You’ve decided to launch your online course. You have a high-level design charted out and are about to draft the actual content of the course. Now, this is where course creators get stuck. How much content is to be included in the course? How much is too little? How much is the overload of information? Do learners really need the volume of information you intend to provide? 

The answers to these questions can determine the impact and success of your course.

If you take time out to analyze some top rated courses available online, you will find a pattern in them – the kind of content most well-designed courses have are very high level. None of them venture too deeply into the course subject, leaving the learner with just an outline of important concepts and topics.

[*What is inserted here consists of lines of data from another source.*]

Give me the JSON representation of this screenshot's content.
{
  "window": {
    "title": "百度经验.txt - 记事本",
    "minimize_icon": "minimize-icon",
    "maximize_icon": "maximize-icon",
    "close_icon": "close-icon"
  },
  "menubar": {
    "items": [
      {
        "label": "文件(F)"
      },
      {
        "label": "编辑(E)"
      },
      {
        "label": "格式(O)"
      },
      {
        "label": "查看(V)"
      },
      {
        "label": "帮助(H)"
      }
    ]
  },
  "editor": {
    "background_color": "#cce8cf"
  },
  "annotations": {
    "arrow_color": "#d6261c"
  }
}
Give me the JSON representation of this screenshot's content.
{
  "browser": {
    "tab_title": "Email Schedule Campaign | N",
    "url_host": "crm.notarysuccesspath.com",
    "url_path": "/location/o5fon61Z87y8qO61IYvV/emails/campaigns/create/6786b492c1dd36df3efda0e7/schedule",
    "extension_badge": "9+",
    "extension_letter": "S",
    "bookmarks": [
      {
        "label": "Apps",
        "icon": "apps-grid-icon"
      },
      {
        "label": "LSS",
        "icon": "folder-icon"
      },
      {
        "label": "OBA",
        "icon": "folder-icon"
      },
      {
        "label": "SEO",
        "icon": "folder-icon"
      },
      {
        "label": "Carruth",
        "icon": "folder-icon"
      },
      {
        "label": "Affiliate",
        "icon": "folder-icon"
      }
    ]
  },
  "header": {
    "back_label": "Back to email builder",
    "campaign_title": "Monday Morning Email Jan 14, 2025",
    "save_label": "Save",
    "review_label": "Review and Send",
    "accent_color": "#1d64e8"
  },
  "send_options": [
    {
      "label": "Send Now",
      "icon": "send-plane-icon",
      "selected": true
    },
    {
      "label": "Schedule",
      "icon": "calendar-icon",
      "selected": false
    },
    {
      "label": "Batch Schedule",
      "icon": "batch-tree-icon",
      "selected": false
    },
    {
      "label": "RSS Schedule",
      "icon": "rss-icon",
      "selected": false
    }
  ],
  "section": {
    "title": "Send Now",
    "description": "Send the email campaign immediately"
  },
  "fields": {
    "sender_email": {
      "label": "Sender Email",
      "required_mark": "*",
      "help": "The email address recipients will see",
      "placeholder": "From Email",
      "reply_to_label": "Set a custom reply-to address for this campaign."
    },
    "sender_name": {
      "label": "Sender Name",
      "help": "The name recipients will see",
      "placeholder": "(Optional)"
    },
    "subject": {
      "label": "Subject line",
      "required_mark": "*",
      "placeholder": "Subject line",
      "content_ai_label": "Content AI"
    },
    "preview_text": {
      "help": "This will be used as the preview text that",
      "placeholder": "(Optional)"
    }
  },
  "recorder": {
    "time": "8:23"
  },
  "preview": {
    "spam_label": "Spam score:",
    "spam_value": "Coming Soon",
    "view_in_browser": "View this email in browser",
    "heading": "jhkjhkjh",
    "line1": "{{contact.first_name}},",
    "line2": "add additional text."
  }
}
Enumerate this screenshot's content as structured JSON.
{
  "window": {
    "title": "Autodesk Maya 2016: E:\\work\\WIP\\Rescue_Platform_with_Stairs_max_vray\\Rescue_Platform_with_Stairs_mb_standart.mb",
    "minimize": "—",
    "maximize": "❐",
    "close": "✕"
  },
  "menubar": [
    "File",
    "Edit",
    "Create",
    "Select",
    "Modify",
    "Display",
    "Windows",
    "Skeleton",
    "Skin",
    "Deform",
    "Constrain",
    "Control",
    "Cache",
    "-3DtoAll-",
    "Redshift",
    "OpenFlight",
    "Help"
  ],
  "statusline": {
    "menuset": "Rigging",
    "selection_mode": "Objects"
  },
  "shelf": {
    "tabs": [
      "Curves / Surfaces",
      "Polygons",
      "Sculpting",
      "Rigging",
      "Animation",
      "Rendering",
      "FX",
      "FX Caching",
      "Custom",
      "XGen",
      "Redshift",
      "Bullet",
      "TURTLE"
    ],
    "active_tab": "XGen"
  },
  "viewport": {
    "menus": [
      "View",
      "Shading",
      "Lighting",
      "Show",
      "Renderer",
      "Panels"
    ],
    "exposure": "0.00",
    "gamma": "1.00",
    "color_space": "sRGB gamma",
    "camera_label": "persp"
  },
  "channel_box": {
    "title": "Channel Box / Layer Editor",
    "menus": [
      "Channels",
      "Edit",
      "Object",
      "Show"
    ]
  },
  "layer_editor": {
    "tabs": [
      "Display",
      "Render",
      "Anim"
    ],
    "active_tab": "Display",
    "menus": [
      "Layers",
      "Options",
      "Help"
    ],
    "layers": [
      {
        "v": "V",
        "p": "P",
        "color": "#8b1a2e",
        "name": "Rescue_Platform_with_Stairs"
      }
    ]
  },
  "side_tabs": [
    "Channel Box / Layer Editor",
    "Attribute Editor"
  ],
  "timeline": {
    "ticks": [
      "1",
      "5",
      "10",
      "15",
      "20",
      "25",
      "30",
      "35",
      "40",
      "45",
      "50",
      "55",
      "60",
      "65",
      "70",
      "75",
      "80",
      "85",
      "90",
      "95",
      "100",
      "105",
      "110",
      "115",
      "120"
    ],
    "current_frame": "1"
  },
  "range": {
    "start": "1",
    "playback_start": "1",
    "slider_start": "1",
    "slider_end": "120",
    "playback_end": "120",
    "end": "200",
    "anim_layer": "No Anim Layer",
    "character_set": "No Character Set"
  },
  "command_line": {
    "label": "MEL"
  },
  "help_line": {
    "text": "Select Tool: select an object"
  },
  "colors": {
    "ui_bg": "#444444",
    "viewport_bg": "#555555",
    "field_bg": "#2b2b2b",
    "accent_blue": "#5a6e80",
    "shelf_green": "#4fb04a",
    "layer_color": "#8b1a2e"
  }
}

More often, the subject matter expert (SME) would want a little more information added in the course. But the question really is, do learners really need to be served all the information on a platter?  Do learners have the time to sit through a course packed with truck loads of information, making it rather difficult to retain anything that they’d be learning in the first place?

What are we trying to say here?

Rather than including all relevant information about a topic in the content, maybe the focus should be on providing only an overview of the main points? You could later append this content with notes or instructions to find more in-depth information on the topic.

This would allow you the bandwidth to create content that will actually have more value for the learner and not waste their time.

Think about it another way. Cramming your content with information can make it seem boring. The last thing you’d want to do is to drive away learners from trying out your course. If you can say what you intend to say in fewer words, then that’s exactly what you need to do. Don’t put in extra information just because you want to or think it’s appropriate.